Of course, the Macron-Salvini divide is not completely straightforward. For one, national governments—especially Germany and France—basically already do shape European policy. And the European Parliament can be toothless. No one has pushed its limits better than Orbán, whose country received billions in EU largesse while his government was scaling back the independence of the media and passing laws cracking down on foreign NGOs.
But in the run-up to the European elections, the French president has been a convenient target for Salvini, to the point that relations between Italy and France hit a postwar low. Salvini’s constant attacks on Macron have been coupled with a surprise visit by Luigi di Maio, the leader of the Five Star Movement, to France to meet with some of the yellow-vest protesters who have been holding weekly, often violent, demonstrations since November. In response, France recalled its ambassador from Rome. (He later returned.)

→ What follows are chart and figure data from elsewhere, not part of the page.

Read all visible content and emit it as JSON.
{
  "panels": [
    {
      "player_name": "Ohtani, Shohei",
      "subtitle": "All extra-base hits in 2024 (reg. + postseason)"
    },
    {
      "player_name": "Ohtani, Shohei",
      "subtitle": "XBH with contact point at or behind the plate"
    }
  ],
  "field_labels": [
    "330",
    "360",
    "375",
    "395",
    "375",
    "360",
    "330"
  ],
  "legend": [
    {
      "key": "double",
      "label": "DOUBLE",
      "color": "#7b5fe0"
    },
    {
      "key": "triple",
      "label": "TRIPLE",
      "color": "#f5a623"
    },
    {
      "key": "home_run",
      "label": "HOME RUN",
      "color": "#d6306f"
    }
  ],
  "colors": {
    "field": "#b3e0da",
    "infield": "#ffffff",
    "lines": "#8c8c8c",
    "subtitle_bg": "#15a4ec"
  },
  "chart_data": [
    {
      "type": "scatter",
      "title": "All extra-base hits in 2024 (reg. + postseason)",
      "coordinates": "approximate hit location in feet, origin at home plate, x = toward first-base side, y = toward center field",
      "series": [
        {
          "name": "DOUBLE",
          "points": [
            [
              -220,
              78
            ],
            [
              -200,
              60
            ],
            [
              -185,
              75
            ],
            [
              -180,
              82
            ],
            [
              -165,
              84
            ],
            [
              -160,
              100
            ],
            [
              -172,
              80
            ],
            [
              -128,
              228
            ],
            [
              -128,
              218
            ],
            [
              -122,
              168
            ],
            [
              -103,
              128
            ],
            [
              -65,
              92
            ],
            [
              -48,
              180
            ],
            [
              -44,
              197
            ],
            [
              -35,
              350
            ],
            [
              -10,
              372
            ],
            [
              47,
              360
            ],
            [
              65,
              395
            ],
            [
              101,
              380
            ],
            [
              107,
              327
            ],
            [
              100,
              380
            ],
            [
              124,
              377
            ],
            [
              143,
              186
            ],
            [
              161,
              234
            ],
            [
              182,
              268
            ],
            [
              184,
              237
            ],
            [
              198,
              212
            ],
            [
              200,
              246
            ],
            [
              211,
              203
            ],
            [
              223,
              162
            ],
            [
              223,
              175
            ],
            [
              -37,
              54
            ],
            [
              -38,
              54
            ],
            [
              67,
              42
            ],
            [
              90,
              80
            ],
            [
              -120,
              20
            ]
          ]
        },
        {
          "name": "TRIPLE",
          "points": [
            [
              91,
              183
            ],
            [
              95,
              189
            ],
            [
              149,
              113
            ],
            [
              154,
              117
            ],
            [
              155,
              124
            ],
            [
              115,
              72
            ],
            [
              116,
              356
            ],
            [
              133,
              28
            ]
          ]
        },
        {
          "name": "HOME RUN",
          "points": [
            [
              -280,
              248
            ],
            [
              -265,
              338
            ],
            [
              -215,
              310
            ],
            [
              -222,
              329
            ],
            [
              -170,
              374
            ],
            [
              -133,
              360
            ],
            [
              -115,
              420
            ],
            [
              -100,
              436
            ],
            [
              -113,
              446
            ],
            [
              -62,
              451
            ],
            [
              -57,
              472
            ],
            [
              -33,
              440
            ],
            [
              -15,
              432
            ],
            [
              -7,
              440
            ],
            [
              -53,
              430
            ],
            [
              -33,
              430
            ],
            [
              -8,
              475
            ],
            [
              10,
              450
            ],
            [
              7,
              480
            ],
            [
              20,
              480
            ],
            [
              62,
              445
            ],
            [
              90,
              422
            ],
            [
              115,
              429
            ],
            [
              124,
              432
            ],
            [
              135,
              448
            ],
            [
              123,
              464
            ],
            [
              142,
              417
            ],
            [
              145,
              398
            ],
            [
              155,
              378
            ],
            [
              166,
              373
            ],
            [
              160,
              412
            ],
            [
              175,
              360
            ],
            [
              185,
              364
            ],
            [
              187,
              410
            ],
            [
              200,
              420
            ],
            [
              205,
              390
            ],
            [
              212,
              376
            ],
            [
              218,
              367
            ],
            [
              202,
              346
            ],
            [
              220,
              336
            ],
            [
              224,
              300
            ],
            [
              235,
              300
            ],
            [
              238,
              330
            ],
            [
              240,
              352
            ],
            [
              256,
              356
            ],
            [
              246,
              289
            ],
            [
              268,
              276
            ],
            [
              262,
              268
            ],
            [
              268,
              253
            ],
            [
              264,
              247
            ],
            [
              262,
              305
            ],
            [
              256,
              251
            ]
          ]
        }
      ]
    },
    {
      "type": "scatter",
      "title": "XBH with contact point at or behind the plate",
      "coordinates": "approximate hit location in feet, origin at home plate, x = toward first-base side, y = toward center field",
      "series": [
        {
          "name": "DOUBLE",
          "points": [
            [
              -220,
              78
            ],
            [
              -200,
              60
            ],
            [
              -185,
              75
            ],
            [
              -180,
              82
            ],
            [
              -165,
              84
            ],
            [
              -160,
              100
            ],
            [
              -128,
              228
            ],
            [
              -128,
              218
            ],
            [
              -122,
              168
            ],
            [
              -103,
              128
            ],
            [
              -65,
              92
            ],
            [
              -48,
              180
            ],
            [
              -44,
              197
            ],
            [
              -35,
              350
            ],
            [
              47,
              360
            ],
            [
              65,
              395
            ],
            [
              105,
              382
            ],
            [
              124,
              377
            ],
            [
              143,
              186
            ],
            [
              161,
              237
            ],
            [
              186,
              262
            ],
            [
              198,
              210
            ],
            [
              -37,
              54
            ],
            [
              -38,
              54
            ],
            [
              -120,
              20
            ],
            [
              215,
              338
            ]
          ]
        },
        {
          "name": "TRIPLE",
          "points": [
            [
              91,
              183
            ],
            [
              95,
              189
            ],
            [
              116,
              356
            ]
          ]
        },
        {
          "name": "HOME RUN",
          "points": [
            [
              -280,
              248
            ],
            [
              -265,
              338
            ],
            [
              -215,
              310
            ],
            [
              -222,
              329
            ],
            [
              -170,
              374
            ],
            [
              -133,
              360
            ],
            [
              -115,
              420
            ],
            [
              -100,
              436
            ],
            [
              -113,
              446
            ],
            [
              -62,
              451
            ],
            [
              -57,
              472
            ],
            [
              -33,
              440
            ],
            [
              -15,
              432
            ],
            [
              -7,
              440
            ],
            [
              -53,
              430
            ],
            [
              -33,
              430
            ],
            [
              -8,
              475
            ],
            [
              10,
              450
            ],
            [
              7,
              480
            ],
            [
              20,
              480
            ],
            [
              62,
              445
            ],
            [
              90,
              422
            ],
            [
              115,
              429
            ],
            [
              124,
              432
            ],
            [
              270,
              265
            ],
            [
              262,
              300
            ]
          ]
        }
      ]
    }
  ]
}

Macron went on Italian state television and downplayed the tensions as a “misunderstanding.” After all, staying outraged would only play into Salvini’s hand. In his TV interview, Macron asked why there was so much fear in Italy today, and expressed how much he loved the country. He also conceded—a little too little, a little too late—that Europe hadn’t helped Italy handle the hundreds of thousands of immigrants who had arrived in the country since 2014, far more than ever arrived in France. (Macron’s style is more polished than Salvini’s, but France also tightly controls its border and has blocked migrants from crossing from Italy into France.)
The next day, Salvini was asked if he’d seen Macron’s interview, at a press conference where he was touting a bill to make it easier for Italians to shoot intruders in self-defense. No, he replied, he had watched a soccer game, “and that was the right thing to do.”
Italy’s president, Sergio Mattarella, helped ease the tensions, visiting Paris to mark the 500th anniversary of the death of Leonardo da Vinci by placing flowers on his tomb outside Paris. The same day he was there, though, Salvini was in Hungary, going with Orbán to see Hungary’s border with Serbia, where Hungary pushed back migrants after they arrived in 2015. Salvini tweeted a selfie of himself with Orbán.
Both Macron and Salvini are savvy about the internet, to different ends. Since being elected France’s youngest president ever in 2017, Macron has been touting France as a haven for tech companies. Last week he hosted New Zealand’s prime minister, Jacinda Ardern, and other world leaders to sign the Christchurch Call, a heartfelt if vague demand for tech companies to rein in terrorist and extremist violence online. It was in response to the attack in March in which a gunman opened fire on two mosques in Christchurch, New Zealand, killing dozens, and filmed the attack on Facebook Live. In response to the Christchurch Call, Facebook said it would restrict its Live feature under some circumstances.
Salvini is ubiquitous on Facebook Live, posting his every public appearance and also addressing voters directly with long selfie videos. His Facebook page has more engagement than Donald Trump’s, according to CrowdTangle, a Facebook-owned analytics tool. This month Salvini reintroduced an online game that he had debuted before the Italian elections last year, in which anyone who likes his posts on Facebook, Twitter, or Instagram earns points, and those with the most points can compete to have him post a photo of them on his social-media channels. He introduced the game in a video that ended with a plug reminding people to vote in the European elections, using his motto, “Italy First: Common-Sense Europe.”